Human population matters for sustainable development in two important ways. First, it is an agent of change, inducing many of the environmental, economic and social changes in the world that give rise to concerns about the sustainability of current development paths. Second, the human population and its living conditions are the ultimate objects of development, with long-term human survival, health and well-being serving as criteria for judging whether development is sustainable or not. Since the early days of IIASA, its population research activities (POP) have dealt with both the determinants and the consequences of population trends on global, regional, national and sub-national level. Beyond its firm foundation in formal demography POP research has greatly benefited from the interdisciplinary setting at IIASA, which has been a constant stimulus to look beyond the boundaries of demography and respond to the questions of how alternative future population trends may influence the rest of the world and how in turn changes in society, economy and the natural environment feed back on the human population by influencing its health and mortality, its migratory patterns, and its reproductive behavior.

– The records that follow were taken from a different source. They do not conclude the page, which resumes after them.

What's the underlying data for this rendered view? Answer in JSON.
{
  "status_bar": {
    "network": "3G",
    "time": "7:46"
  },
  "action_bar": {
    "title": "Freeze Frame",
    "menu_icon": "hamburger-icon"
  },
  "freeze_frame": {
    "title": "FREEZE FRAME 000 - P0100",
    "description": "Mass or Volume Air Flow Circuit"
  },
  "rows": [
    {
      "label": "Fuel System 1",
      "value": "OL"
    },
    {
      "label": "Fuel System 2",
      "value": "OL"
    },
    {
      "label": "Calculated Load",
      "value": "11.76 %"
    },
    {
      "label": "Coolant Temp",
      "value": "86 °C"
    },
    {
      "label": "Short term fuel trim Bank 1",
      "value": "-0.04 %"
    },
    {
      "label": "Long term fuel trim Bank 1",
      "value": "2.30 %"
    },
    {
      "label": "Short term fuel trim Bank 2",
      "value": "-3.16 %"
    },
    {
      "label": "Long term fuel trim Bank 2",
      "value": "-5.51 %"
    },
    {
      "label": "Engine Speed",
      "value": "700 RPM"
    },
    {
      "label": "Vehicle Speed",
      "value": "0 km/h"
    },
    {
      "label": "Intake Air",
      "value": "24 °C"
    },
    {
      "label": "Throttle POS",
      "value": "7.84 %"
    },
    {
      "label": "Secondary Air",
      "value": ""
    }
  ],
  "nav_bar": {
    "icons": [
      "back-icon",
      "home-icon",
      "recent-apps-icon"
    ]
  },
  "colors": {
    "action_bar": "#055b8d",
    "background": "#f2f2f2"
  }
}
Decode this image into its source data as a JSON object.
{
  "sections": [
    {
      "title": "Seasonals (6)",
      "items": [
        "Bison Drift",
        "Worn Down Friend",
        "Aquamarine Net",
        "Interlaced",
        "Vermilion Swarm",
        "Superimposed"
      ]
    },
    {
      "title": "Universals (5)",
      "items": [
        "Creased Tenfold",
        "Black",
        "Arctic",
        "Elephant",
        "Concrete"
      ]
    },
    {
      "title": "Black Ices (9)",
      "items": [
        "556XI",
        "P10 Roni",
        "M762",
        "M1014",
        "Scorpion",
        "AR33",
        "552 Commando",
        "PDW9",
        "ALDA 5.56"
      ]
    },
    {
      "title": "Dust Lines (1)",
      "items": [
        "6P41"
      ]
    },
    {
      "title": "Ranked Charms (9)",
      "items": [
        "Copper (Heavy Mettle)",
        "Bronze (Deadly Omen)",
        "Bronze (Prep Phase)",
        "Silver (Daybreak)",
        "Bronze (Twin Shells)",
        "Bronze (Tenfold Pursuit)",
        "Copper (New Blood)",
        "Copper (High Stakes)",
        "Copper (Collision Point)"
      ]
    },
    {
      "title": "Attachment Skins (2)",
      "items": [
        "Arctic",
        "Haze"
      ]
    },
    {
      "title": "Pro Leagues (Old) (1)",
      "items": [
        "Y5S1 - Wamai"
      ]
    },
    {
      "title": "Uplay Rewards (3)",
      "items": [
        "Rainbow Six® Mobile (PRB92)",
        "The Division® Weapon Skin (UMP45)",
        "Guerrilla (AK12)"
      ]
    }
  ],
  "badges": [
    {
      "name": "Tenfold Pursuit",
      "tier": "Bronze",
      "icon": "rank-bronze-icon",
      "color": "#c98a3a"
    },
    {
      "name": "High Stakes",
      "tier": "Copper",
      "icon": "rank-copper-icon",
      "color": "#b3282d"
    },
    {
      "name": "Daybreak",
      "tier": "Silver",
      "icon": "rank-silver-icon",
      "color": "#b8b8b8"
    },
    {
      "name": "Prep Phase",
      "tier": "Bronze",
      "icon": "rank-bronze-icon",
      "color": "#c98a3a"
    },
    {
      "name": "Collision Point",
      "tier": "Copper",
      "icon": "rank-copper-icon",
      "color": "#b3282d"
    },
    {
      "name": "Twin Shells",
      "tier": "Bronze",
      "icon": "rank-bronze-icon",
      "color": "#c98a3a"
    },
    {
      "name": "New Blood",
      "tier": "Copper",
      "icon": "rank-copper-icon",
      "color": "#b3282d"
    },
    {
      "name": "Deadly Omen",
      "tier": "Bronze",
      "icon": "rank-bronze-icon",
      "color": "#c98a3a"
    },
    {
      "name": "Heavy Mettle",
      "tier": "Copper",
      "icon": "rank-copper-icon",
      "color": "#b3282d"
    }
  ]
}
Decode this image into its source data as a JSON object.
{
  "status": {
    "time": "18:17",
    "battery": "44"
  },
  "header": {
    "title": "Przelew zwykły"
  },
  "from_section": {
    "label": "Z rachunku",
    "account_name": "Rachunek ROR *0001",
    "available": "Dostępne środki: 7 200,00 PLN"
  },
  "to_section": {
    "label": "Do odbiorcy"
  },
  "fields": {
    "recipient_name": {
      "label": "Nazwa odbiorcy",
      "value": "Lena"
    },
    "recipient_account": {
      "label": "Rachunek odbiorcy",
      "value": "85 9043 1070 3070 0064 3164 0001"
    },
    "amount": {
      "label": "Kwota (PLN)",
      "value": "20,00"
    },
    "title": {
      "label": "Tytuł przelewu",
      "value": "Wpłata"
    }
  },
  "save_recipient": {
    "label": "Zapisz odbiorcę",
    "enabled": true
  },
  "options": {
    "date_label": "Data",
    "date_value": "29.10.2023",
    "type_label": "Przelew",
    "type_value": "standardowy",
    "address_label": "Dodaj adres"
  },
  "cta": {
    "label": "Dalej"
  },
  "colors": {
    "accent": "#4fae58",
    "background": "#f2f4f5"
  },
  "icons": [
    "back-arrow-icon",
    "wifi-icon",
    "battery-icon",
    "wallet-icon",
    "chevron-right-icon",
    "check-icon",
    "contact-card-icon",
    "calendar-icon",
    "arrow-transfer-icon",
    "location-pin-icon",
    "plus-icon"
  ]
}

POP aims at combining creative cutting-edge research (published in top journals, disciplinary journals as well as comprehensive books) with extensive global networking (e.g. POPNET, Asian MetaCentre, APHRC, Vienna Institute of Demography VID and www.populationeurope.org) and science-policy dialogue (e.g. Global Science Panel on Population and Environment). The current 5-year research plan for the 2006-2010 foresees a further strengthening of previous work on population forecasting and the dynamics of global population ageing as well as in the field of population-development-environment (PDE) interactions together with a new emphasis on human capital formation. In this new focal area of human capital dynamics we are in the midst of using demographic methods to reconstruct the populations by age, sex and level of educational attainment for 120 countries till 1970. This uniquely comprehensive human capital data set is also the basis for a new POP project on human capital and economic growth which will estimate the aggregate level returns to education. First results show much more significant and consistent positive effects than previous studies based on other data could show. The first formal population activities began in 1974 and were merged
into the Human Settlement and Services (HSS) Program. The main emphasis
was on international migration, and under the leadership of Andrei Rogers,
IIASA became the cradle of the methods of multi-state population analysis.
In 1983 Nathan Keyfitz took over the leadership of IIASA's population
activities which were then renamed the Population Project (POP). It
was one of the few places that studied the possible impacts of population
aging in a systematic manner. Keyfitz was one of the first demographers
to seriously study the relationships between population and the environment.